Cerpen Idwar Anwar
Pukul 03.50 dini hari…
…kadang.… aku ingin berdoa kepada Tuhan… agar tak lagi menciptakan kelamin.
Asap
rokok mengepul. Dentuman musik menggiring degup jantung menuju pagi.
Botol-botol wiski bercampur ekstasi berseliweran di atas meja. Bergegas
kurapikan kelaminku. Sebelumnya begitu berantakan. Bahkan berdebu di
sana sini. Untung saja tidak berlumut. Ha…ha…ha… tak mungkinlah
berlumut.
Sebagai
alat penghasil uang, kelaminku senantiasa kujaga kebersihannya.
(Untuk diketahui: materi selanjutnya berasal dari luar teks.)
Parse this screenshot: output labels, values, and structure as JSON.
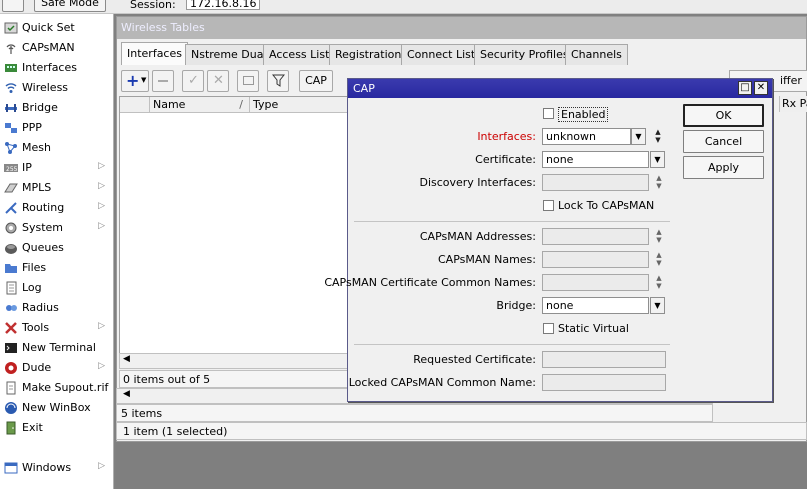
{
  "topbar": {
    "safe_mode": "Safe Mode",
    "session_label": "Session:",
    "session_value": "172.16.8.16"
  },
  "sidebar": {
    "items": [
      {
        "label": "Quick Set",
        "icon": "quick-set-icon",
        "submenu": false
      },
      {
        "label": "CAPsMAN",
        "icon": "capsman-icon",
        "submenu": false
      },
      {
        "label": "Interfaces",
        "icon": "interfaces-icon",
        "submenu": false
      },
      {
        "label": "Wireless",
        "icon": "wireless-icon",
        "submenu": false
      },
      {
        "label": "Bridge",
        "icon": "bridge-icon",
        "submenu": false
      },
      {
        "label": "PPP",
        "icon": "ppp-icon",
        "submenu": false
      },
      {
        "label": "Mesh",
        "icon": "mesh-icon",
        "submenu": false
      },
      {
        "label": "IP",
        "icon": "ip-icon",
        "submenu": true
      },
      {
        "label": "MPLS",
        "icon": "mpls-icon",
        "submenu": true
      },
      {
        "label": "Routing",
        "icon": "routing-icon",
        "submenu": true
      },
      {
        "label": "System",
        "icon": "system-icon",
        "submenu": true
      },
      {
        "label": "Queues",
        "icon": "queues-icon",
        "submenu": false
      },
      {
        "label": "Files",
        "icon": "files-icon",
        "submenu": false
      },
      {
        "label": "Log",
        "icon": "log-icon",
        "submenu": false
      },
      {
        "label": "Radius",
        "icon": "radius-icon",
        "submenu": false
      },
      {
        "label": "Tools",
        "icon": "tools-icon",
        "submenu": true
      },
      {
        "label": "New Terminal",
        "icon": "terminal-icon",
        "submenu": false
      },
      {
        "label": "Dude",
        "icon": "dude-icon",
        "submenu": true
      },
      {
        "label": "Make Supout.rif",
        "icon": "supout-icon",
        "submenu": false
      },
      {
        "label": "New WinBox",
        "icon": "winbox-icon",
        "submenu": false
      },
      {
        "label": "Exit",
        "icon": "exit-icon",
        "submenu": false
      },
      {
        "label": "Windows",
        "icon": "windows-icon",
        "submenu": true
      }
    ]
  },
  "wireless_tables": {
    "title": "Wireless Tables",
    "tabs": [
      "Interfaces",
      "Nstreme Dual",
      "Access List",
      "Registration",
      "Connect List",
      "Security Profiles",
      "Channels"
    ],
    "active_tab": "Interfaces",
    "toolbar": {
      "cap_label": "CAP",
      "sniffer_partial": "iffer"
    },
    "columns": [
      "Name",
      "Type"
    ],
    "col_partial": "Rx Pa",
    "status": "0 items out of 5"
  },
  "lower": {
    "items": "5 items",
    "selected": "1 item (1 selected)"
  },
  "cap_dialog": {
    "title": "CAP",
    "enabled_label": "Enabled",
    "interfaces_label": "Interfaces:",
    "interfaces_value": "unknown",
    "certificate_label": "Certificate:",
    "certificate_value": "none",
    "discovery_label": "Discovery Interfaces:",
    "lock_label": "Lock To CAPsMAN",
    "capsman_addresses_label": "CAPsMAN Addresses:",
    "capsman_names_label": "CAPsMAN Names:",
    "capsman_cert_names_label": "CAPsMAN Certificate Common Names:",
    "bridge_label": "Bridge:",
    "bridge_value": "none",
    "static_virtual_label": "Static Virtual",
    "requested_cert_label": "Requested Certificate:",
    "locked_names_label": "Locked CAPsMAN Common Name:",
    "ok": "OK",
    "cancel": "Cancel",
    "apply": "Apply"
  },
  "colors": {
    "title_active": "#2a2aa4",
    "required_label": "#cc0000",
    "sidebar_bg": "#ffffff"
  }
}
Berbagai peralatan dan obat-obatan selalu kubeli untuk membuatnya cantik
dan menyenangkan. Aku toh tak salah jika merawat sesuatu yang mampu
membuatku hidup berkecukupan, bahkan mungkin terbilang mewah.
Selain
kujaga kebersihanya, kelamimku juga kujaga dari orang-orang yang akan
menganiayanya. Perbuatan kasar pada kelaminku akan kuhindari. Aku akan
pilih-pilih pada orang-orang yang akan memakainya. Tentu juga memilih
orang-orang yang berkantong tebal. Kalau perlu yang masih muda dan
tampan. Kan akan lebih nikmat dibanding bercinta dengan orang tua dan
jelek. He…he…he. Karenanya, jangan pernah berbuat kasar pada kelaminku,
sebab ia begitu lembut dan penuh kasih sayang.
Seperti
malam itu. Aku seketika muak dengan seorang lelaki tua yang tiba-tiba
saja menghampiriku. Selama ini, lelaki tua itu senantiasa mengincarku.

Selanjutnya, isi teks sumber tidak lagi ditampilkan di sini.